There are situations where professional intervention isn’t just advisable — it’s legally required. You need a qualified asbestos surveyor if:

  • You’re planning any refurbishment, renovation, or demolition work in a building constructed before 2000
  • You manage a non-domestic premises and don’t have a current asbestos register
  • Your existing asbestos register hasn’t been updated by a re-inspection survey within the last 12 months
  • Workers have potentially been exposed to asbestos and you need to assess the situation
  • You’re buying or selling a commercial property and need to understand the asbestos position

If you’re based in the capital, an asbestos survey London from Supernova can typically be arranged within the same week. For those in the north west, an asbestos survey Manchester is equally accessible. And if you’re in the Midlands, our asbestos survey Birmingham service provides the same fast, reliable coverage — with nationwide surveys across England, Scotland, and Wales.

Supernova Asbestos Surveys has completed over 50,000 surveys across the UK. Whether you need to establish where asbestos is in your building, confirm whether a suspect material is safe, or ensure your legal obligations are fully met, our qualified surveyors are ready to help.

Call us on 020 4586 0680 or visit asbestos-surveys.org.uk to book your survey or request a quote.

Frequently Asked Questions

Is asbestos absorbed through the skin?

No. Asbestos fibres are not absorbed through the skin and do not enter the bloodstream dermally. The primary danger of asbestos on your hands is secondary inhalation — fibres transferred from hands to face and then inhaled, or fibres brushed off and re-released into the air. Washing your hands thoroughly with soap and water after any potential contact is the correct response.

What should I do immediately if I get asbestos on my hands?

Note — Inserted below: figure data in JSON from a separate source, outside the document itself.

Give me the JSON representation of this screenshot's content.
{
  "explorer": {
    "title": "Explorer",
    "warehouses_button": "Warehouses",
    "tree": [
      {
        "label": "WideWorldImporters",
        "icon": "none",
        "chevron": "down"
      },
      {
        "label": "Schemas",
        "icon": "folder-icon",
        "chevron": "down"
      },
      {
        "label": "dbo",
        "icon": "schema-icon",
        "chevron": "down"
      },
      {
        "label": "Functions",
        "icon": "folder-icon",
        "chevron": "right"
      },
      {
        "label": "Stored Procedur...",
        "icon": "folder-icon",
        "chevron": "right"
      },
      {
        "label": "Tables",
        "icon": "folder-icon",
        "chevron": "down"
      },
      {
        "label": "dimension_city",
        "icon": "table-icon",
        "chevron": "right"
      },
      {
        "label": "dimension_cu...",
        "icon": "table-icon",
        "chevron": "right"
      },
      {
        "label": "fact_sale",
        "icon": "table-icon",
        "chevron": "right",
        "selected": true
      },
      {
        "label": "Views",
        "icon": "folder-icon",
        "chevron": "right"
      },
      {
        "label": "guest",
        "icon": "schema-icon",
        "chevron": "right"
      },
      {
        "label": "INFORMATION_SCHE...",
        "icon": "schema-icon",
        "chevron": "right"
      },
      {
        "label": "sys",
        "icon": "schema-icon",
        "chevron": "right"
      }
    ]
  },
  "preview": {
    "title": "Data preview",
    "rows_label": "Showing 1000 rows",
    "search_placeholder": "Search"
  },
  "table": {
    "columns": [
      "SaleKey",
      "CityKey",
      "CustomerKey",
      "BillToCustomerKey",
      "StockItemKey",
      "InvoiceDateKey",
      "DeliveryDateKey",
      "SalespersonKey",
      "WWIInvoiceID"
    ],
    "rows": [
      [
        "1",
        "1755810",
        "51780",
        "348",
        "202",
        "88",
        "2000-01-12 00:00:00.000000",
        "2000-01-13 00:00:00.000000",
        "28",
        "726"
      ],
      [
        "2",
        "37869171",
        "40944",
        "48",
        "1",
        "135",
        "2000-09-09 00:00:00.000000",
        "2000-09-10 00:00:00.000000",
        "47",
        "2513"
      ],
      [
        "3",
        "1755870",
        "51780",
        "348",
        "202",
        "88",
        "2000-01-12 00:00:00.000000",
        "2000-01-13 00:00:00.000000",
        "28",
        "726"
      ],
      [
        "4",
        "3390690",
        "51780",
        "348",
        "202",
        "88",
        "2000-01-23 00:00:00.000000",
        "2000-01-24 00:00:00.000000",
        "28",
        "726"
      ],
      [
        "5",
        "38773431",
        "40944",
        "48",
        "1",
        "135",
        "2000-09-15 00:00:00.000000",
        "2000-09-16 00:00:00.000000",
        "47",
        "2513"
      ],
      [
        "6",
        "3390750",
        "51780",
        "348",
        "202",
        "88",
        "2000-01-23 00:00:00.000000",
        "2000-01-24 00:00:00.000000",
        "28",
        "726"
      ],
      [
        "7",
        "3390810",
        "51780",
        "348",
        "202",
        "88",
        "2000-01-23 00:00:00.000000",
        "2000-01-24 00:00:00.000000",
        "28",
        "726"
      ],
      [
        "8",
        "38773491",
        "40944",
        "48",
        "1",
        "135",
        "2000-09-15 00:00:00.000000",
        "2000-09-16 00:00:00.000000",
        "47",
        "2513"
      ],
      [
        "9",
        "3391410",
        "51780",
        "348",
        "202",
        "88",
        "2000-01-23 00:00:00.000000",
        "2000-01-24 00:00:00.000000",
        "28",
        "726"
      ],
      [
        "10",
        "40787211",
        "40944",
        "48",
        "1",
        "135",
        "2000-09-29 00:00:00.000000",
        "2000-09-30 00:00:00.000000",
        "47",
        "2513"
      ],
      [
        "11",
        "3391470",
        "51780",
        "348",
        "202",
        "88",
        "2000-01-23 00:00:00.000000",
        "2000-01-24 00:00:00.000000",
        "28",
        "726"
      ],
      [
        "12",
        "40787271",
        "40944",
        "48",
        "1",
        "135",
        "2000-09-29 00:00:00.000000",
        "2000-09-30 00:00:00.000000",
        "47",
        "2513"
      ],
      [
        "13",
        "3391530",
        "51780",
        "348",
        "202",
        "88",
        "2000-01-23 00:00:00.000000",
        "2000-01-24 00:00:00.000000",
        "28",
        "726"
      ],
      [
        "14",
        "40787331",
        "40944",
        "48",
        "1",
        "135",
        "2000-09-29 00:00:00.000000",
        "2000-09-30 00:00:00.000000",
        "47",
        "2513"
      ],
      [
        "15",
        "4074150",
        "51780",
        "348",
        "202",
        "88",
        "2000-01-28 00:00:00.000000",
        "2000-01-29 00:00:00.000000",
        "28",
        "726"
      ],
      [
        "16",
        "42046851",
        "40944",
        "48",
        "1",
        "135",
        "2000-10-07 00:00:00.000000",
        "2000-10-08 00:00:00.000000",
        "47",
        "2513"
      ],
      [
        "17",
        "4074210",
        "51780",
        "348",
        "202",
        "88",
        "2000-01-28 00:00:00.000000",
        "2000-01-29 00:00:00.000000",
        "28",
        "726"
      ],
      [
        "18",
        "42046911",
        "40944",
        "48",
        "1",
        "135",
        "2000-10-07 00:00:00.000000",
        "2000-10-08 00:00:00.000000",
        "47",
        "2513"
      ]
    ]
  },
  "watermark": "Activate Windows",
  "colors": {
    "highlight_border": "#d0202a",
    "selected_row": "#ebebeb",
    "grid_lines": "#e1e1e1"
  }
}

Keep your hands away from your face, move away from the source of contamination, and wash your hands thoroughly with soap and water for at least 20 seconds. Do not brush or blow the fibres off — this releases them into the air. Remove and bag any contaminated clothing. If significant exposure occurred in an enclosed space, report it to your employer and seek occupational health advice.

Can asbestos on your hands cause cancer?

Asbestos fibres on the skin do not cause cancer through dermal contact. Asbestos-related diseases — including mesothelioma, asbestosis, and lung cancer — are caused by inhaling fibres. The risk from having asbestos on your hands comes from inadvertently transferring those fibres to your face and airways, which is why correct decontamination procedure matters.

Do I need a survey before renovation work in an older building?

Yes. Any building constructed or refurbished before 2000 may contain asbestos-containing materials. Before any work that involves disturbing the building fabric — drilling, cutting, or demolition — a refurbishment survey carried out by a BOHS P402-qualified surveyor is required. This protects workers from unknowingly disturbing asbestos and ensures legal compliance under the Control of Asbestos Regulations.

How do I know if a material contains asbestos?

You cannot tell by looking at it. Asbestos was incorporated into a wide range of building products, and many are indistinguishable from non-asbestos alternatives without laboratory analysis. If you suspect a material may contain asbestos, treat it as hazardous, leave it undisturbed, and arrange for professional testing. A postal testing kit or an on-site survey by a qualified surveyor will give you a definitive answer.